Cao Fei’s video piece, Whose Utopia?, looks at workers in the Osram Lightbulb factory in the city of Guangzhou, China. Her camera records the lives of emigrant factory workers and how their status has changed in the overwhelming trend of globalisation. Beginning in the factory itself, the documentation of machinery and components to create the standard lightbulb becomes a captivating movement of the camera. A narrative then unfolds into small moments of personal mini-Utopias within the factory itself; a dancer appears in a storeroom, a worker plays electric guitar on the factory floor.

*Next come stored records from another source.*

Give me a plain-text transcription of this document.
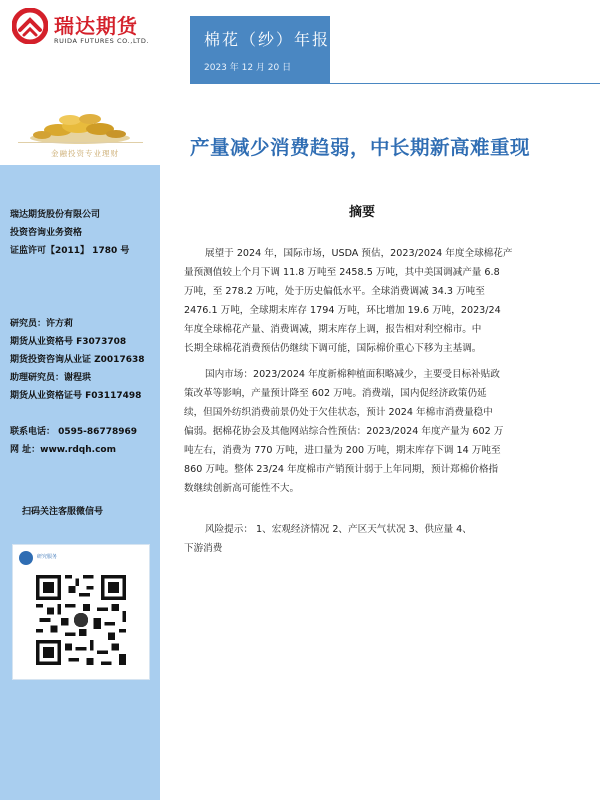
瑞达期货
RUIDA FUTURES CO.,LTD.	棉花（纱）年报
2023 年 12 月 20 日
金融投资专业理财	产量减少消费趋弱，中长期新高难重现
瑞达期货股份有限公司
投资咨询业务资格
证监许可【2011】 1780 号
研究员：许方莉
期货从业资格号 F3073708
期货投资咨询从业证 Z0017638
助理研究员：谢程珙
期货从业资格证号 F03117498
联系电话： 0595-86778969
网 址：www.rdqh.com
扫码关注客服微信号
研究服务
摘要
展望于 2024 年，国际市场，USDA 预估，2023/2024 年度全球棉花产
量预测值较上个月下调 11.8 万吨至 2458.5 万吨，其中美国调减产量 6.8
万吨，至 278.2 万吨，处于历史偏低水平。全球消费调减 34.3 万吨至
2476.1 万吨，全球期末库存 1794 万吨，环比增加 19.6 万吨，2023/24
年度全球棉花产量、消费调减，期末库存上调，报告相对利空棉市。中
长期全球棉花消费预估仍继续下调可能，国际棉价重心下移为主基调。
国内市场：2023/2024 年度新棉种植面积略减少，主要受目标补贴政
策改革等影响，产量预计降至 602 万吨。消费端，国内促经济政策仍延
续，但国外纺织消费前景仍处于欠佳状态，预计 2024 年棉市消费量稳中
偏弱。据棉花协会及其他网站综合性预估：2023/2024 年度产量为 602 万
吨左右，消费为 770 万吨，进口量为 200 万吨，期末库存下调 14 万吨至
860 万吨。整体 23/24 年度棉市产销预计弱于上年同期，预计郑棉价格指
数继续创新高可能性不大。
风险提示： 1、宏观经济情况 2、产区天气状况 3、供应量 4、
下游消费
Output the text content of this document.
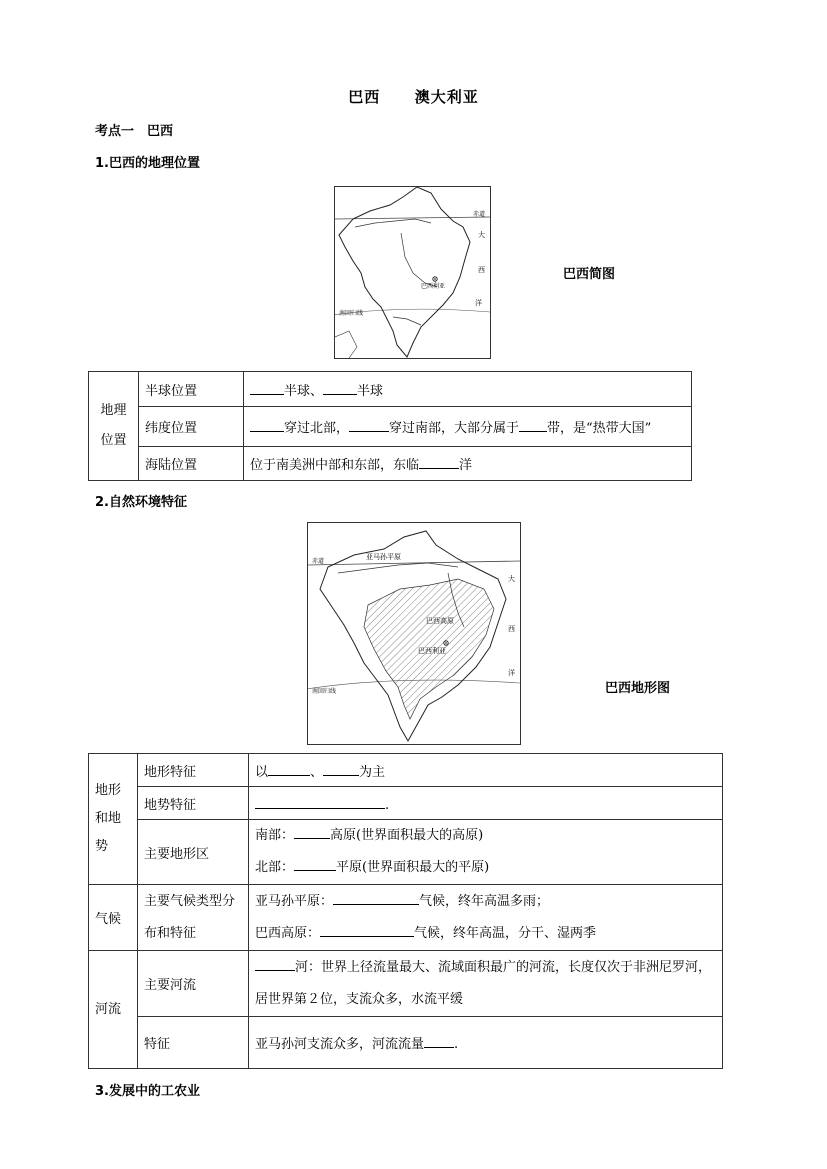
巴西 澳大利亚
考点一　巴西
1.巴西的地理位置
赤道
巴西利亚
南回归线
大
西
洋
巴西简图
地理位置	半球位置	半球、 半球
	纬度位置	穿过北部， 穿过南部，大部分属于 带，是“热带大国”
	海陆位置	位于南美洲中部和东部，东临 洋
2.自然环境特征
赤道
亚马孙平原
巴西高原
巴西利亚
南回归线
大
西
洋
巴西地形图
地形和地势	地形特征	以 、 为主
	地势特征	.
	主要地形区	南部： 高原(世界面积最大的高原)
北部： 平原(世界面积最大的平原)

气候	主要气候类型分布和特征	亚马孙平原： 气候，终年高温多雨；
巴西高原： 气候，终年高温，分干、湿两季

河流	主要河流	河：世界上径流量最大、流域面积最广的河流，长度仅次于非洲尼罗河，居世界第２位，支流众多，水流平缓
	特征	亚马孙河支流众多，河流流量 .
3.发展中的工农业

A Life on the ocean wave, a site-specific performance by Michelle Browne, took place off Salthill on 30 May. Inspired by Bas Jan Ader’s fatal attempt to cross the Atlantic single-handed, a choir sited on a Galway Hooker sang A Life on the ocean wave by Henry Russell, the sea shanty played at the launch of Ader’s expedition in 1975. The sound was streamed back to shore and played on loudspeakers to the people gathered on the beach, creating an uncanny interaction between boat and shore. On the day, people used binoculars to view the choir in the distance and often attempted communication by shouting out to the boat.
Many divergent tangents around the Utopia theme were explored at length in Nuns Island. Though ‘Utopias’ ‘strictly speaking’ mean nowhere, the Utopias in this exhibition could be read as being relevant everywhere.
Michele Horrigan is an artist and curator of Askeaton Contemporary Arts.